Tourmalines Cocaine - RoyaltiesRoyalities represent quick cash in the door, but the pain never goes away.
Imagine making royality deal with 2 dollar gas and 40 dollar condensate, then having condensate prices increase double and gas triple.
Royalities
- Value of those royality agreements have doubled (Oil) and trippled (Natural Gas)
- These royalities never go away.
- The are top line costs.
- They reduce real returns by 4-7 percent.
What kind of funds would the company have the ability to finance at 2 percent and would be cheaper long term than these royality streams?
92% of TOU production is NGL's and Gas (4% royality)
8% of TOU production oil and Condensate (2.5% royality)

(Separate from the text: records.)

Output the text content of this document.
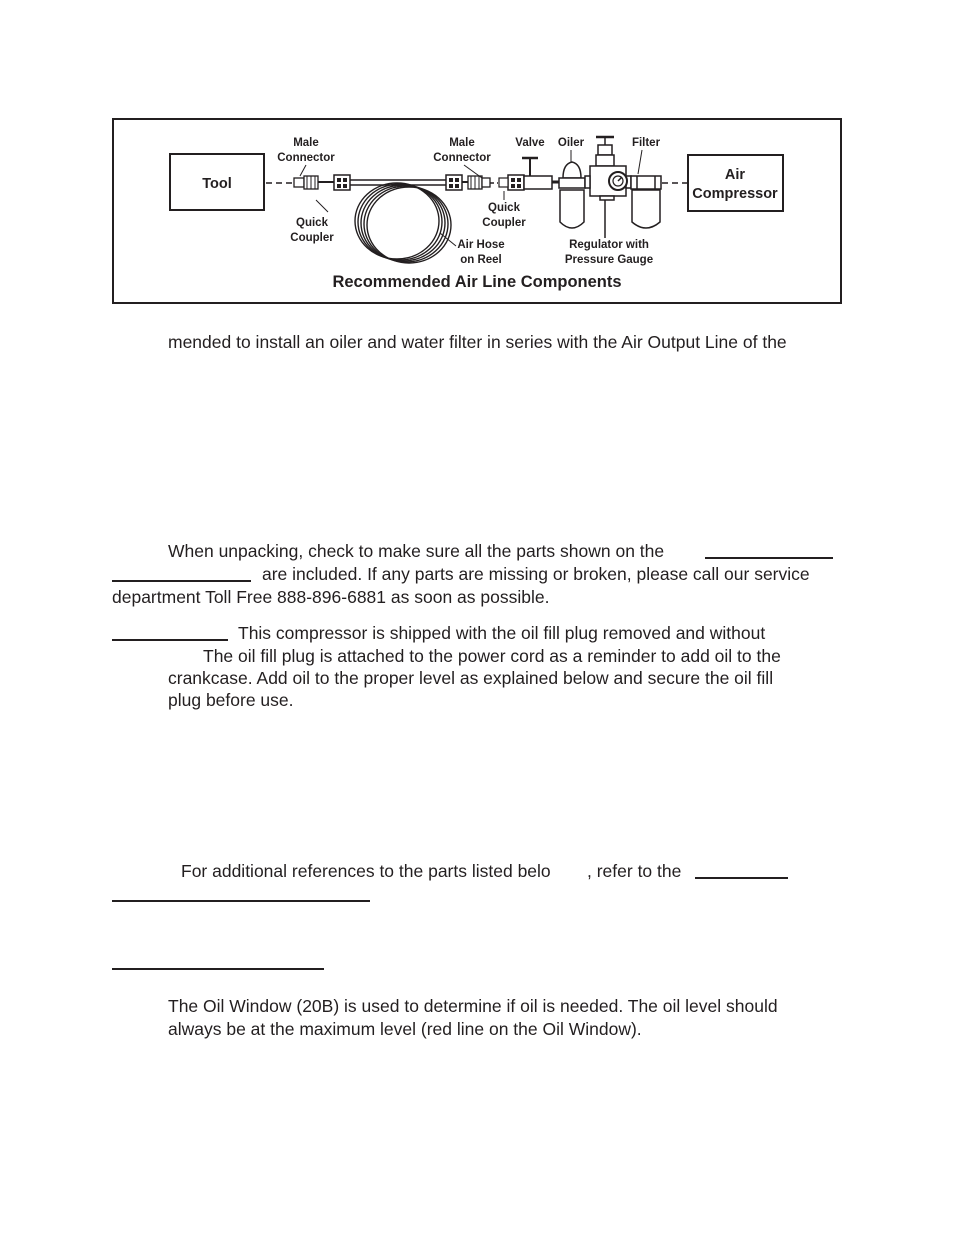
Tool
Air
Compressor
Male
Connector
Male
Connector
Valve Oiler	Filter
Quick
Coupler
Quick
Coupler
Air Hose
on Reel
Regulator with
Pressure Gauge
Recommended Air Line Components
mended to install an oiler and water filter in series with the Air Output Line of the
When unpacking, check to make sure all the parts shown on the
are included. If any parts are missing or broken, please call our service
department Toll Free 888-896-6881 as soon as possible.
This compressor is shipped with the oil fill plug removed and without
The oil fill plug is attached to the power cord as a reminder to add oil to the
crankcase. Add oil to the proper level as explained below and secure the oil fill
plug before use.
For additional references to the parts listed belo , refer to the
The Oil Window (20B) is used to determine if oil is needed. The oil level should
always be at the maximum level (red line on the Oil Window).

Useing Q2 production numbers for illustration purposes.
91.5% * 410,000 boe/day * $36 boe ($6 gas) * 365 days* 4% royality = 197.2 million (yearly)
.085% * 410,000 boe/day * 100 boe($100 oil) * 365 * 2.5% = 32 million (yearly)
So potentially with these royalities on all their properties they could be paying 230 million dollars a year to Topaz.
The amount of debt that could be carried with 230 million dollar yearly payments is 11.5 billion dollars at 2% which is what TOU can borrow money for.
In Q2 the operting netback for TOU production was roughly 15 dollars a boe, the royalities consume the equalivent of 42 thousand boe/day of TOU production going forward.
(230,000,000 / 15) / 365 days = 42000 boe/day of production that the cost forever of the royalites TOU put on their production.
If the netbacks go up it will has a reduced impact, but with 326 million share outstanding to cost to TOU shareholder could be 70 cents a share in Cash Flow.
Royalities are an oil companies DRUG a temporary fix, and when high oil prices settle in and the cost of these royalities are realized, they will come crashing to the ground.